Ansiedade pandêmica se dá, quando muitos sentidos de satisfação são possíveis pela multiplicação de dispositivos persecutórios. O empoderamento do cooperado se mostra limitado num excesso de opções que não podem ser vivenciadas sem uma abdicação penosa de umas em favor de outras. Como abrir mão? Como se conter? Como se conformar? Como não se ressentir? Como se satisfazer, se outra satisfação é incessantemente prometida? A culminância da cooperativa é a culminância da desumanização no fetiche de um humanismo programático e pragmático. Paradoxo manifesto na figuração dos mortos agitados e aglomerados às portas de um shopping center – cena alegórica contextual de A Madrugada dos Mortos39. Nem os mortos descansam mais. Nem mesmo às portas de suas co-operativas.

5. À guisa de conclusão

Ora, uma esquizonálise não conduz um texto à sua conclusão. Então o que pode vir a ser escrito à guisa de conclusão deste? Que resta uma questão aberta no potencial das práticas de cooperação na ordem econômica pela adoção de ferramentas de gestão que incrementem uma maior interação entre a administração da cooperativa e os cooperados a partir dos padrões atuais de satisfação. Posto na contemporaneidade em seu limite de culminância, a insistência no projeto de satisfação está cada vez mais marcada pela hiperatividade performática-produtiva. Ela está assentada em quatro pilares: (K) o capital desterritorializado; (C) a consumerística estética, experiencial e satisfativa; (I) a individualidade desdefinida e transvazada; e a (T) tecnociência imperial.

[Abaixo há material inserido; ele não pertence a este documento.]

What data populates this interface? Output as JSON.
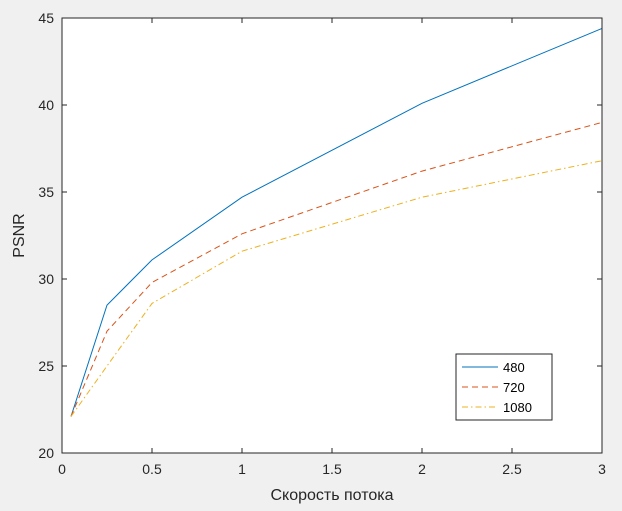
{
  "chart_data": {
    "type": "line",
    "title": "",
    "xlabel": "Скорость потока",
    "ylabel": "PSNR",
    "xlim": [
      0,
      3
    ],
    "ylim": [
      20,
      45
    ],
    "xticks": [
      0,
      0.5,
      1,
      1.5,
      2,
      2.5,
      3
    ],
    "yticks": [
      20,
      25,
      30,
      35,
      40,
      45
    ],
    "xtick_labels": [
      "0",
      "0.5",
      "1",
      "1.5",
      "2",
      "2.5",
      "3"
    ],
    "ytick_labels": [
      "20",
      "25",
      "30",
      "35",
      "40",
      "45"
    ],
    "grid": false,
    "legend_position": "bottom-right",
    "x": [
      0.05,
      0.25,
      0.5,
      1,
      2,
      3
    ],
    "series": [
      {
        "name": "480",
        "color": "#0072bd",
        "style": "solid",
        "values": [
          22.1,
          28.5,
          31.1,
          34.7,
          40.1,
          44.4
        ]
      },
      {
        "name": "720",
        "color": "#d95319",
        "style": "dashed",
        "values": [
          22.1,
          27.0,
          29.8,
          32.6,
          36.2,
          39.0
        ]
      },
      {
        "name": "1080",
        "color": "#edb120",
        "style": "dashdot",
        "values": [
          22.1,
          25.0,
          28.6,
          31.6,
          34.7,
          36.8
        ]
      }
    ]
  }
}
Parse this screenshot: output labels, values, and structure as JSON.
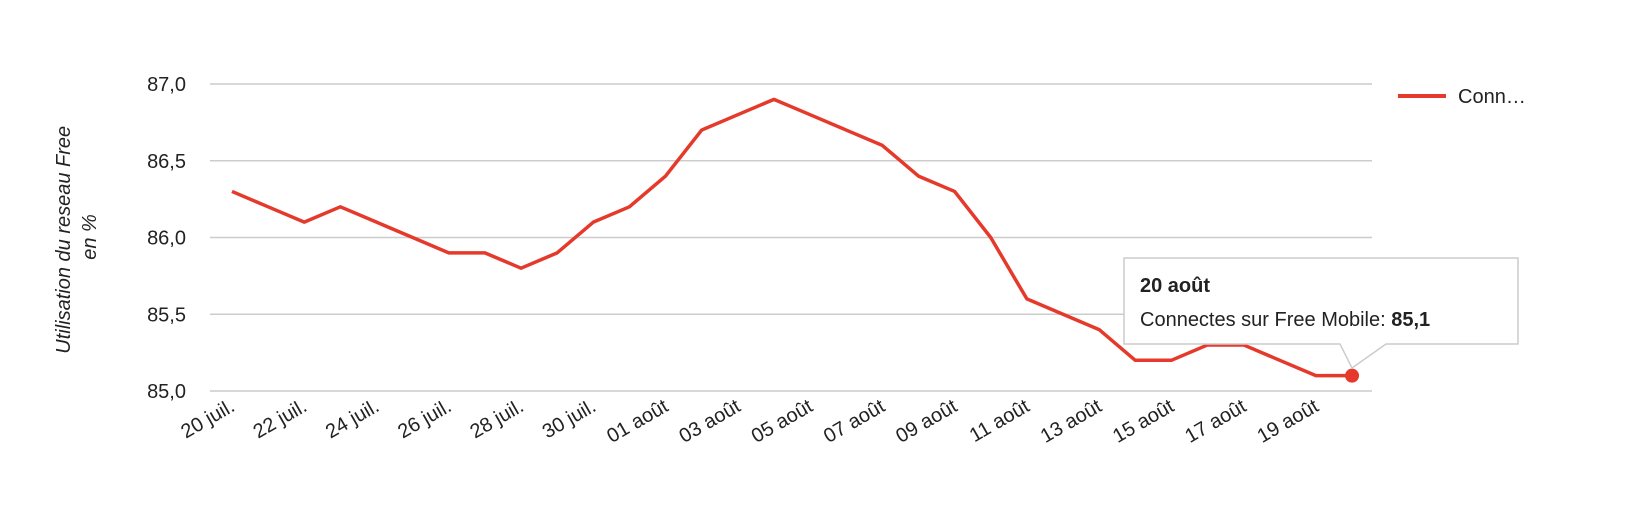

De certo modo, Foucault, ao anunciar que viveríamos um século deleuziano, parece que foi despropositadamente profético. Foucault a inscreveu o vaticínio em 1970 no artigo Theatrum Philosoficum, publicado na revista Critique, repercutindo dois livros de Deleuze: Diferença e repetição e Lógica do sentido40.

O século deleuziano pode ser entendido como uma inesperada conjugação entre a razão instrumental e a pragmática nômade nos pilares KCIT. Esta conjugação teve um enredamento: a filosofia como criação de conceitos, e não como lógica comunicativa. O conceito é o acontecimento, e não sua apresentação. Ambas, a razão instrumental e a pragmática nômade, quando enredadas, se tornam radicalmente circunstanciais e demolidoras de qualquer preocupação com a finalística. É essa despreocupação que se retrai na expressão felicidade. Essa expressão é signo da despreocupação. O fim já está dado, ou ainda não interessa. O enredamento é a intersubjetividade como um mapa de circunstâncias que são os modos de individuação tanto de coisas como de pessoas, mas não é preciso definir nem as pessoas nem as coisas. A conjugação é uma cartografia que prescinde de territorialidade. Ou uma narrativa que prescinde da crônica:

O Estado arcaico não sobrecodifica sem liberar também uma grande quantidade de fluxos descodificados que vão lhe escapar. Lembremos que «descodificação» não significa o estado de um fluxo cujo código seria compreendido (decifrado, traduzível, assimilável) mas, ao contrário, num sentido mais radical, o estado de um fluxo que não é mais compreendido dentro de seu próprio código. (....) A questão vem a ser portanto: há gente que seja constituída no império sobrecodificante, mas constituída como excluída e descodificada necessariamente? (....) o escravo liberto. É ele quem não tem mais lugar. É ele quem lança suas lamentações por todo o império (....): a queixa (elegia) foi sempre fator político. (....)

O que conta (....) não é o caso particular do escravo liberto. O que conta é o personagem coletivo do Excluído. O que conta é que, de uma maneira ou de outra, o aparelho de sobrecodificação suscita fluxos eles mesmos descodificados – de moeda, de trabalho, de propriedade... estes são o correlato daquele41.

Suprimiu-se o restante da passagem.